While similar to the brown snake, the eastern smooth earth snake lacks the pattern of the brown snake and is much more stout-bodied. It is a small (7 to 10 inches), plain gray or brownish snake with a plain white or yellowish belly. Many are marked with a number of small black dots on the back. The distinctly small head and lack of distinctive body markings are good identifiers.
The eastern smooth earth snake primarily feeds on earthworms, but will also eat other small invertebrates such as insects and snails.
Distribution And Habitat
This species prefers damp, deciduous forests, wooded residential areas, and moist, rocky hillsides. Like the worm snake, this reptile is very secretive and spends most of its time hiding beneath flat stones and similar objects.

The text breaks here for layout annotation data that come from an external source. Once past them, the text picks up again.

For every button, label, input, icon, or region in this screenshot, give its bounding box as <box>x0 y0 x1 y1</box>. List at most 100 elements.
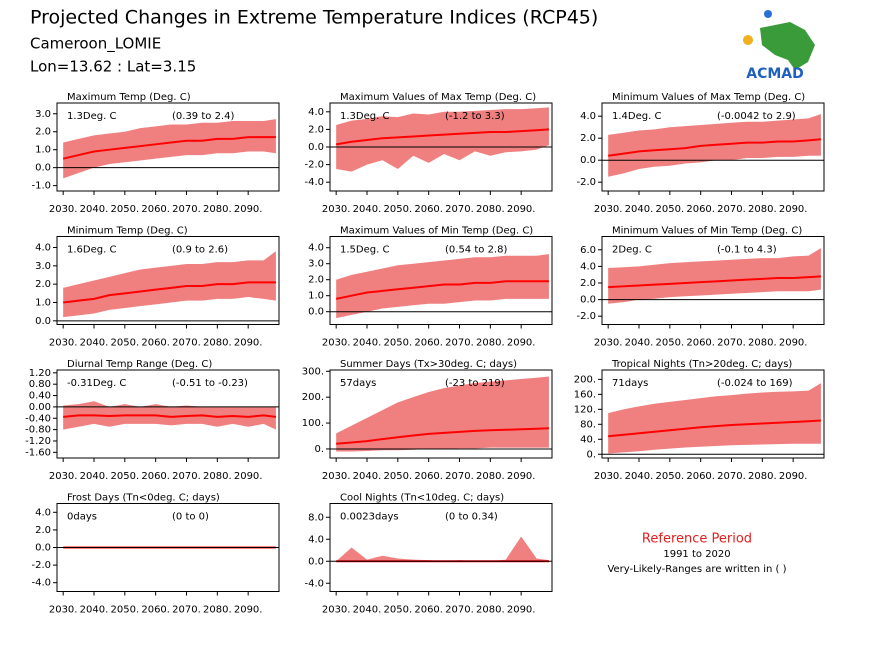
y-tick-label: 2.0 <box>308 124 324 135</box>
panel: Minimum Values of Max Temp (Deg. C) 1.4De… <box>576 92 825 215</box>
panel-title: Frost Days (Tn<0deg. C; days) <box>67 493 220 504</box>
x-tick-label: 2050. <box>111 204 140 215</box>
range-label: (-23 to 219) <box>445 378 505 389</box>
panel: Minimum Values of Min Temp (Deg. C) 2Deg.… <box>576 226 825 349</box>
x-tick-label: 2080. <box>203 204 232 215</box>
logo: ACMAD <box>743 10 815 82</box>
x-tick-label: 2070. <box>445 605 474 616</box>
panel: Maximum Values of Max Temp (Deg. C) 1.3De… <box>304 92 553 215</box>
x-tick-label: 2050. <box>384 605 413 616</box>
x-tick-label: 2070. <box>172 204 201 215</box>
y-tick-label: 4.0 <box>580 111 596 122</box>
x-tick-label: 2060. <box>414 605 443 616</box>
y-tick-label: 0.40 <box>29 391 51 402</box>
x-tick-label: 2030. <box>322 605 351 616</box>
plot-frame <box>56 236 280 325</box>
x-tick-label: 2070. <box>445 338 474 349</box>
range-label: (-0.0042 to 2.9) <box>717 111 796 122</box>
x-tick-label: 2060. <box>686 204 715 215</box>
panel-title: Tropical Nights (Tn>20deg. C; days) <box>611 359 792 370</box>
y-tick-label: 1.20 <box>29 368 51 379</box>
coordinates: Lon=13.62 : Lat=3.15 <box>30 58 196 76</box>
mean-line <box>335 128 549 146</box>
y-tick-label: -4.0 <box>31 578 51 589</box>
x-tick-label: 2050. <box>656 204 685 215</box>
mean-label: -0.31Deg. C <box>67 378 126 389</box>
mean-line <box>336 427 549 445</box>
reference-period: 1991 to 2020 <box>663 549 730 560</box>
panel: Maximum Temp (Deg. C) 1.3Deg. C (0.39 to 2… <box>31 92 280 215</box>
range-label: (-0.024 to 169) <box>717 378 793 389</box>
panel-title: Minimum Temp (Deg. C) <box>67 226 188 237</box>
mean-label: 1.6Deg. C <box>67 245 116 256</box>
panel: Cool Nights (Tn<10deg. C; days) 0.0023day… <box>304 493 553 616</box>
x-tick-label: 2040. <box>80 605 109 616</box>
y-tick-label: 2.0 <box>35 525 51 536</box>
x-tick-label: 2050. <box>656 338 685 349</box>
mean-line <box>608 275 821 289</box>
likely-range <box>336 254 549 319</box>
y-tick-label: 1.0 <box>308 291 324 302</box>
x-tick-label: 2080. <box>476 338 505 349</box>
mean-line <box>608 138 822 157</box>
figure-title: Projected Changes in Extreme Temperature… <box>30 7 598 29</box>
y-tick-label: 2.0 <box>35 127 51 138</box>
mean-label: 1.3Deg. C <box>340 111 389 122</box>
x-tick-label: 2040. <box>80 338 109 349</box>
y-tick-label: 0.0 <box>35 543 51 554</box>
mean-line <box>62 136 276 160</box>
y-tick-label: 200. <box>302 392 324 403</box>
y-tick-label: 2.0 <box>308 275 324 286</box>
y-tick-label: 4.0 <box>580 261 596 272</box>
plot-frame <box>329 236 553 325</box>
y-tick-label: -4.0 <box>304 578 324 589</box>
likely-range <box>336 107 549 172</box>
y-tick-label: 2.0 <box>580 278 596 289</box>
location: Cameroon_LOMIE <box>30 35 161 54</box>
x-tick-label: 2080. <box>476 471 505 482</box>
x-tick-label: 2070. <box>717 471 746 482</box>
y-tick-label: -2.0 <box>304 160 324 171</box>
x-tick-label: 2070. <box>717 204 746 215</box>
y-tick-label: 0.0 <box>308 556 324 567</box>
plot-frame <box>601 236 825 325</box>
mean-label: 1.4Deg. C <box>612 111 661 122</box>
panel: Frost Days (Tn<0deg. C; days) 0days (0 to … <box>31 493 280 616</box>
x-tick-label: 2080. <box>203 605 232 616</box>
range-label: (-1.2 to 3.3) <box>445 111 505 122</box>
x-tick-label: 2040. <box>353 605 382 616</box>
plot-frame <box>56 102 280 192</box>
range-label: (0.9 to 2.6) <box>172 245 228 256</box>
y-tick-label: 1.0 <box>35 298 51 309</box>
y-tick-label: -0.80 <box>25 425 51 436</box>
likely-range <box>336 536 549 562</box>
x-tick-label: 2090. <box>779 204 808 215</box>
mean-line <box>335 280 549 300</box>
plot-frame <box>601 102 825 192</box>
x-tick-label: 2060. <box>414 338 443 349</box>
y-tick-label: -0.40 <box>25 413 51 424</box>
panel-title: Minimum Values of Min Temp (Deg. C) <box>612 226 802 237</box>
x-tick-label: 2070. <box>172 338 201 349</box>
y-tick-label: 0. <box>586 449 596 460</box>
x-tick-label: 2030. <box>594 471 623 482</box>
y-tick-label: 0.0 <box>35 163 51 174</box>
y-tick-label: -1.0 <box>31 181 51 192</box>
x-tick-label: 2080. <box>748 471 777 482</box>
x-tick-label: 2030. <box>322 204 351 215</box>
y-tick-label: 1.0 <box>35 145 51 156</box>
x-tick-label: 2030. <box>322 338 351 349</box>
x-tick-label: 2040. <box>353 338 382 349</box>
plot-frame <box>329 503 553 592</box>
x-tick-label: 2090. <box>507 204 536 215</box>
range-label: (0.54 to 2.8) <box>445 245 507 256</box>
range-label: (-0.51 to -0.23) <box>172 378 248 389</box>
x-tick-label: 2060. <box>141 338 170 349</box>
mean-line <box>63 281 276 304</box>
x-tick-label: 2040. <box>625 338 654 349</box>
x-tick-label: 2070. <box>172 471 201 482</box>
y-tick-label: -1.20 <box>25 436 51 447</box>
x-tick-label: 2090. <box>507 338 536 349</box>
y-tick-label: 0. <box>314 444 324 455</box>
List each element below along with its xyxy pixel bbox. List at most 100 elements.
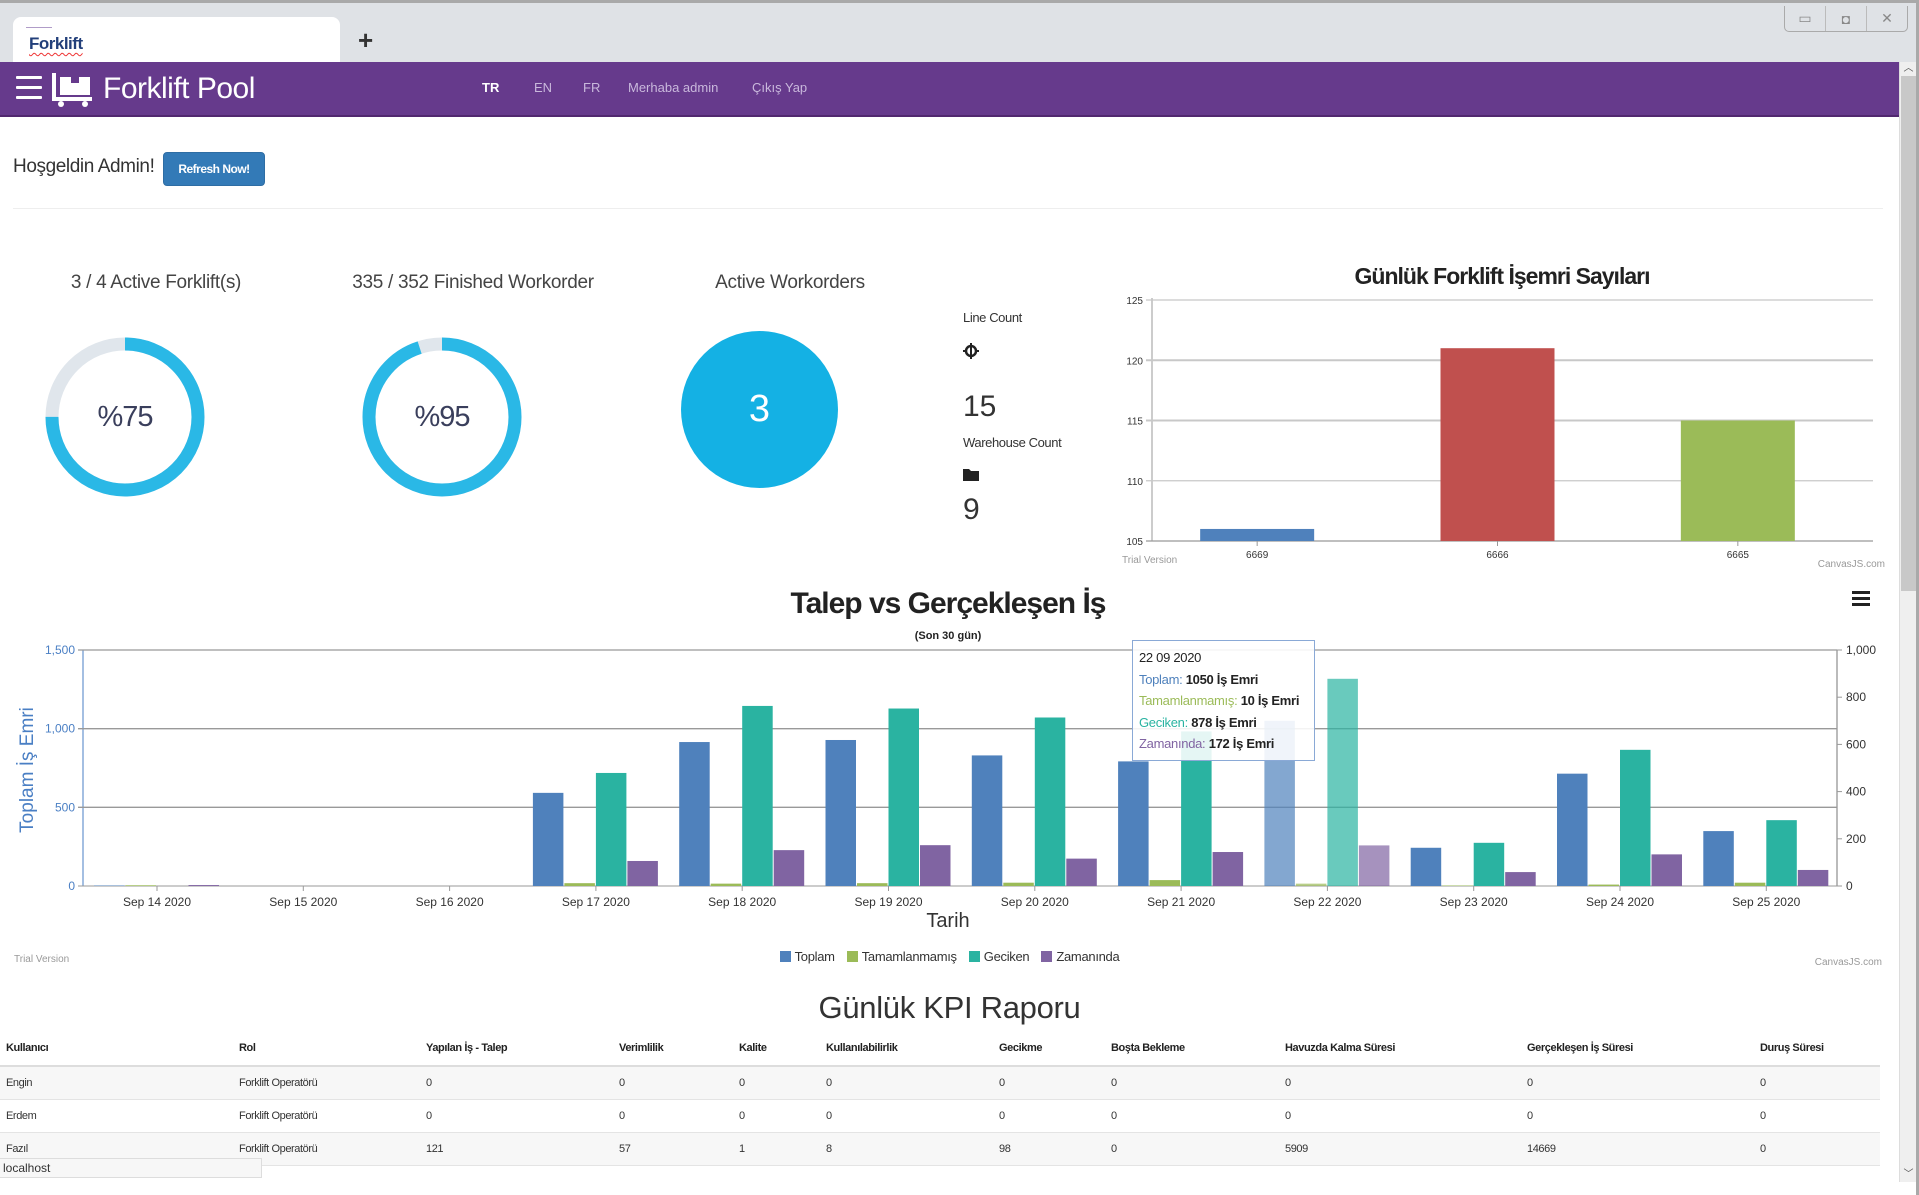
bar-6665[interactable]	[1680, 420, 1795, 542]
logout-link[interactable]: Çıkış Yap	[752, 80, 808, 95]
x-tick-label: 6665	[1727, 550, 1750, 561]
bar-Geciken-Sep 19 2020[interactable]	[888, 708, 920, 886]
table-cell: 0	[1521, 1099, 1754, 1133]
page-scrollbar[interactable]: ︿ ﹀	[1899, 62, 1916, 1182]
table-cell: 0	[1521, 1066, 1754, 1100]
legend-item-zamaninda[interactable]: Zamanında	[1041, 949, 1120, 964]
lang-tr-link[interactable]: TR	[482, 80, 500, 95]
lang-en-link[interactable]: EN	[534, 80, 553, 95]
column-header[interactable]: Havuzda Kalma Süresi	[1279, 1030, 1521, 1067]
bar-Zamanında-Sep 24 2020[interactable]	[1651, 854, 1683, 886]
column-header[interactable]: Gerçekleşen İş Süresi	[1521, 1030, 1754, 1067]
legend-item-geciken[interactable]: Geciken	[968, 949, 1030, 964]
bar-Tamamlanmamış-Sep 18 2020[interactable]	[710, 883, 742, 886]
column-header[interactable]: Kullanıcı	[0, 1030, 233, 1067]
bar-Zamanında-Sep 14 2020[interactable]	[188, 885, 220, 886]
legend-item-toplam[interactable]: Toplam	[779, 949, 835, 964]
column-header[interactable]: Boşta Bekleme	[1105, 1030, 1279, 1067]
y-tick-label: 120	[1126, 356, 1143, 367]
demand-vs-actual-chart: Talep vs Gerçekleşen İş (Son 30 gün) 0 50…	[14, 587, 1882, 968]
tooltip-label: Zamanında:	[1139, 736, 1206, 751]
legend-label: Tamamlanmamış	[861, 949, 957, 964]
bar-Zamanında-Sep 19 2020[interactable]	[920, 845, 951, 886]
browser-tab[interactable]: Forklift	[13, 17, 340, 65]
bar-Tamamlanmamış-Sep 24 2020[interactable]	[1588, 884, 1620, 886]
canvasjs-watermark: CanvasJS.com	[1818, 559, 1885, 570]
column-header[interactable]: Verimlilik	[613, 1030, 733, 1067]
warehouse-count-label: Warehouse Count	[963, 435, 1062, 450]
trial-watermark: Trial Version	[1122, 555, 1177, 566]
bar-Zamanında-Sep 22 2020[interactable]	[1358, 845, 1390, 886]
browser-tab-bar: Forklift + ▭ ◘ ✕	[0, 0, 1919, 65]
scroll-down-icon[interactable]: ﹀	[1903, 1169, 1914, 1180]
bar-6666[interactable]	[1440, 348, 1555, 541]
bar-Tamamlanmamış-Sep 14 2020[interactable]	[125, 885, 157, 886]
scroll-up-icon[interactable]: ︿	[1903, 63, 1914, 74]
table-cell: 0	[613, 1099, 733, 1133]
greeting-link[interactable]: Merhaba admin	[628, 80, 719, 95]
bar-Geciken-Sep 17 2020[interactable]	[595, 772, 627, 886]
tooltip-label: Tamamlanmamış:	[1139, 693, 1238, 708]
bar-Tamamlanmamış-Sep 21 2020[interactable]	[1149, 880, 1181, 886]
tab-title: Forklift	[29, 34, 83, 53]
bar-Toplam-Sep 24 2020[interactable]	[1557, 773, 1588, 886]
scrollbar-thumb[interactable]	[1901, 76, 1916, 591]
legend-item-tamamlanmamis[interactable]: Tamamlanmamış	[846, 949, 957, 964]
column-header[interactable]: Kalite	[733, 1030, 820, 1067]
column-header[interactable]: Duruş Süresi	[1754, 1030, 1880, 1067]
column-header[interactable]: Rol	[233, 1030, 420, 1067]
table-cell: 0	[420, 1099, 613, 1133]
close-icon[interactable]: ✕	[1866, 6, 1907, 31]
tooltip-value: 1050 İş Emri	[1185, 671, 1259, 687]
bar-Zamanında-Sep 25 2020[interactable]	[1797, 869, 1829, 886]
plus-icon[interactable]: +	[358, 25, 374, 55]
table-cell: 0	[1105, 1099, 1279, 1133]
bar-Zamanında-Sep 23 2020[interactable]	[1505, 872, 1536, 886]
bar-Toplam-Sep 25 2020[interactable]	[1703, 831, 1734, 886]
hamburger-menu-icon[interactable]	[1852, 591, 1870, 608]
active-workorders-circle: 3	[681, 331, 838, 488]
lang-fr-link[interactable]: FR	[583, 80, 601, 95]
y-tick-label: 125	[1126, 296, 1143, 307]
column-header[interactable]: Gecikme	[993, 1030, 1105, 1067]
bar-Geciken-Sep 25 2020[interactable]	[1766, 820, 1797, 886]
bar-6669[interactable]	[1200, 528, 1315, 541]
bar-Tamamlanmamış-Sep 22 2020[interactable]	[1295, 883, 1327, 886]
tooltip-value: 172 İş Emri	[1208, 736, 1275, 751]
bar-Geciken-Sep 18 2020[interactable]	[742, 705, 773, 886]
bar-Toplam-Sep 17 2020[interactable]	[532, 792, 564, 886]
bar-Tamamlanmamış-Sep 19 2020[interactable]	[857, 883, 888, 886]
bar-Tamamlanmamış-Sep 17 2020[interactable]	[564, 883, 595, 886]
brand-title[interactable]: Forklift Pool	[103, 72, 255, 105]
table-cell: 1	[733, 1132, 820, 1166]
minimize-icon[interactable]: ▭	[1798, 10, 1812, 26]
folder-icon	[963, 469, 979, 481]
bar-Zamanında-Sep 21 2020[interactable]	[1212, 852, 1244, 886]
bar-Toplam-Sep 20 2020[interactable]	[971, 755, 1003, 886]
bar-Geciken-Sep 24 2020[interactable]	[1620, 749, 1651, 886]
refresh-button[interactable]: Refresh Now!	[163, 152, 265, 186]
table-cell: 0	[820, 1099, 993, 1133]
legend-swatch	[1041, 951, 1053, 962]
tooltip-value: 10 İş Emri	[1240, 693, 1300, 708]
column-header[interactable]: Yapılan İş - Talep	[420, 1030, 613, 1067]
bar-Toplam-Sep 21 2020[interactable]	[1118, 761, 1149, 886]
bar-Geciken-Sep 22 2020[interactable]	[1327, 678, 1358, 886]
bar-Zamanında-Sep 18 2020[interactable]	[773, 850, 805, 886]
bar-Tamamlanmamış-Sep 20 2020[interactable]	[1003, 882, 1034, 886]
chart-title: Talep vs Gerçekleşen İş	[791, 587, 1106, 620]
bar-Geciken-Sep 23 2020[interactable]	[1473, 842, 1505, 886]
bar-Toplam-Sep 19 2020[interactable]	[825, 739, 857, 886]
bar-Toplam-Sep 23 2020[interactable]	[1410, 847, 1442, 886]
legend-swatch	[846, 951, 858, 962]
bar-Zamanında-Sep 20 2020[interactable]	[1066, 858, 1097, 886]
bar-Zamanında-Sep 17 2020[interactable]	[627, 860, 658, 886]
restore-icon[interactable]: ◘	[1825, 6, 1866, 31]
bar-Tamamlanmamış-Sep 25 2020[interactable]	[1734, 882, 1766, 886]
hamburger-icon[interactable]	[16, 76, 42, 100]
legend-label: Zamanında	[1056, 949, 1120, 964]
bar-Geciken-Sep 20 2020[interactable]	[1034, 717, 1066, 886]
column-header[interactable]: Kullanılabilirlik	[820, 1030, 993, 1067]
table-cell: Forklift Operatörü	[233, 1132, 420, 1166]
bar-Toplam-Sep 18 2020[interactable]	[679, 742, 710, 886]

Smooth earth snakes mate soon after emerging from hibernation in the spring. They will typically have 7 to 10 young which are born in late summer. They are 3 to 4.5 inches at birth. There is no parental care involved after they are born.
Since the eastern smooth earth snake lacks sufficient defense mechanisms against larger animals, the snake is generally not aggressive towards humans and is quite harmless if encountered. While it does have teeth, the size of the mouth and teeth make any strikes against humans superficial at worst.
It may defecate as a defense mechanism to make itself less delicious to predators.